Espinosa de Cerrato is a municipality located in the province of Palencia, Castile and León, Spain. According to the 2004 census (INE), the municipality has a population of 225 inhabitants.

== Demography ==

| 1900 | 1910 | 1920 | 1930 | 1940 | 1950 | 1960 | 1970 | 1981 | 1991 |
| 862 | 891 | 952 | 991 | 1.036 | 1.020 | 922 | 520 | 395 | 312 |

== History ==

Espinosa de Cerrato in medieval times was a village dedicated to breeding major cattle. It was donated by Alfonso VIII to Pedro Martínez Ihobas, as a recognition for his services in the military. Pedro Martinez Ihobas in turn gave it to the Abbey of San Miguel de Treviño in 1170.

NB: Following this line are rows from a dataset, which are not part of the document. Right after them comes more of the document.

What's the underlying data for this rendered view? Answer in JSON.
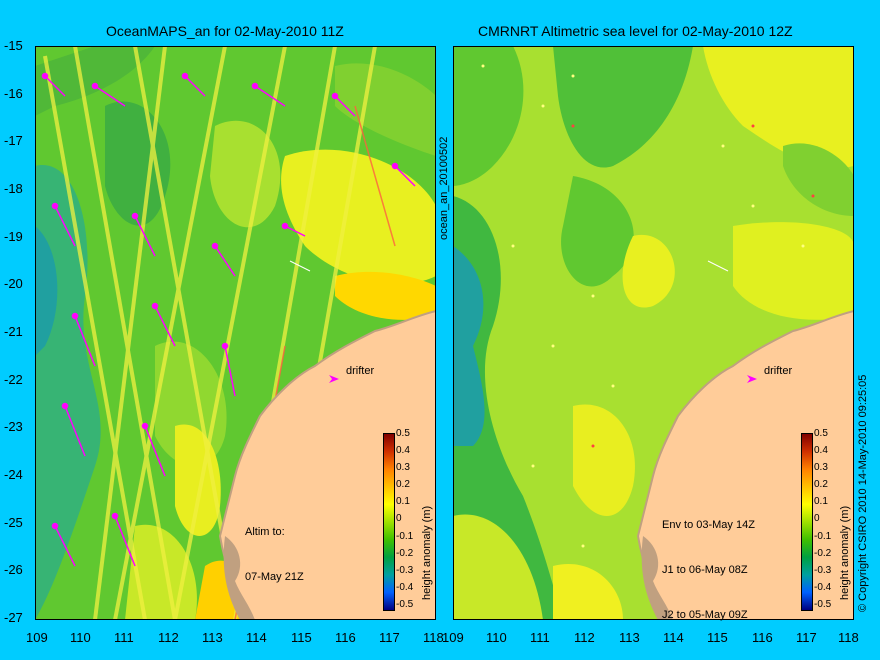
{
  "left_panel": {
    "title": "OceanMAPS_an for 02-May-2010 11Z",
    "annotation_line1": "Altim to:",
    "annotation_line2": "07-May 21Z",
    "drifter_label": "drifter"
  },
  "right_panel": {
    "title": "CMRNRT Altimetric sea level  for 02-May-2010 12Z",
    "annotation_line1": "Env to 03-May 14Z",
    "annotation_line2": "J1 to 06-May 08Z",
    "annotation_line3": "J2 to 05-May 09Z",
    "drifter_label": "drifter"
  },
  "side_label_left": "ocean_an_20100502",
  "side_label_right": "© Copyright CSIRO 2010   14-May-2010 09:25:05",
  "colorbar": {
    "label": "height anomaly (m)",
    "ticks": [
      "0.5",
      "0.4",
      "0.3",
      "0.2",
      "0.1",
      "0",
      "-0.1",
      "-0.2",
      "-0.3",
      "-0.4",
      "-0.5"
    ],
    "colors": [
      "#800000",
      "#d03000",
      "#ff8000",
      "#ffc000",
      "#ffff00",
      "#a0e000",
      "#40c000",
      "#00a040",
      "#00a0a0",
      "#0060ff",
      "#0000a0",
      "#000060"
    ]
  },
  "axes": {
    "lat_ticks": [
      "-15",
      "-16",
      "-17",
      "-18",
      "-19",
      "-20",
      "-21",
      "-22",
      "-23",
      "-24",
      "-25",
      "-26",
      "-27"
    ],
    "lon_ticks": [
      "109",
      "110",
      "111",
      "112",
      "113",
      "114",
      "115",
      "116",
      "117",
      "118"
    ]
  },
  "colors": {
    "background": "#00ccff",
    "land": "#ffcc99",
    "land_edge": "#c0a080",
    "drifter_arrow": "#ff00ff"
  }
}
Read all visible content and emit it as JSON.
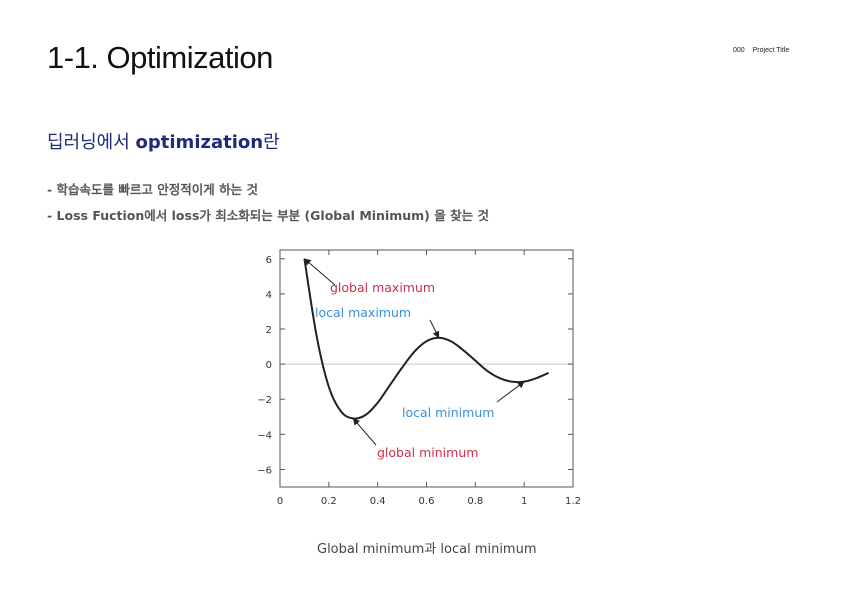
{
  "header": {
    "title": "1-1. Optimization",
    "project_number": "000",
    "project_title": "Project Title"
  },
  "section": {
    "heading_prefix": "딥러닝에서 ",
    "heading_keyword": "optimization",
    "heading_suffix": "란",
    "bullets": [
      "- 학습속도를 빠르고 안정적이게 하는 것",
      "- Loss Fuction에서 loss가 최소화되는 부분 (Global Minimum) 을 찾는 것"
    ]
  },
  "figure": {
    "caption": "Global minimum과 local minimum"
  },
  "chart_data": {
    "type": "line",
    "x": [
      0.1,
      0.15,
      0.2,
      0.25,
      0.3,
      0.35,
      0.4,
      0.45,
      0.5,
      0.55,
      0.6,
      0.65,
      0.7,
      0.75,
      0.8,
      0.85,
      0.9,
      0.95,
      1.0,
      1.05,
      1.1
    ],
    "y": [
      6.0,
      1.6,
      -1.3,
      -2.7,
      -3.1,
      -2.9,
      -2.2,
      -1.2,
      -0.2,
      0.7,
      1.3,
      1.5,
      1.3,
      0.8,
      0.2,
      -0.4,
      -0.8,
      -1.0,
      -1.0,
      -0.8,
      -0.5
    ],
    "xlim": [
      0,
      1.2
    ],
    "ylim": [
      -7,
      6.5
    ],
    "xticks": [
      0,
      0.2,
      0.4,
      0.6,
      0.8,
      1.0,
      1.2
    ],
    "xtick_labels": [
      "0",
      "0.2",
      "0.4",
      "0.6",
      "0.8",
      "1",
      "1.2"
    ],
    "yticks": [
      6,
      4,
      2,
      0,
      -2,
      -4,
      -6
    ],
    "ytick_labels": [
      "6",
      "4",
      "2",
      "0",
      "−2",
      "−4",
      "−6"
    ],
    "reference_line_y": 0,
    "grid": false,
    "line_color": "#222222",
    "annotations": [
      {
        "text": "global maximum",
        "color": "#c8324b",
        "point": [
          0.1,
          6.0
        ]
      },
      {
        "text": "local maximum",
        "color": "#3b8fd6",
        "point": [
          0.65,
          1.5
        ]
      },
      {
        "text": "local minimum",
        "color": "#3b8fd6",
        "point": [
          1.0,
          -1.0
        ]
      },
      {
        "text": "global minimum",
        "color": "#c8324b",
        "point": [
          0.3,
          -3.1
        ]
      }
    ]
  }
}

This village, nicknamed of Riofranco, was sold to Palenzuela in 1323. By 1352 it belonged to Merindad del Cerrato under the jurisdiction of Palenzuela.

In the middle of the 14th century, Espinosa was the queen's property. In 1752, a lawsuit between the Duchess of Alba and Count of Benavente was submitted claiming the ownership of the village.

In 1785, it was an abbatial village and so it continues until the 19th century. In those times, it had the Saint Martin church and the Saint Roque and Saint Lucia hermitages and belonged ecclesiastically to the Diocese of Burgos. It was in 1955 that became a part of the Diocese of Palencia.

Still in the 18th century, as a town, it counted six hermitages that covered the religious needs of the growing community.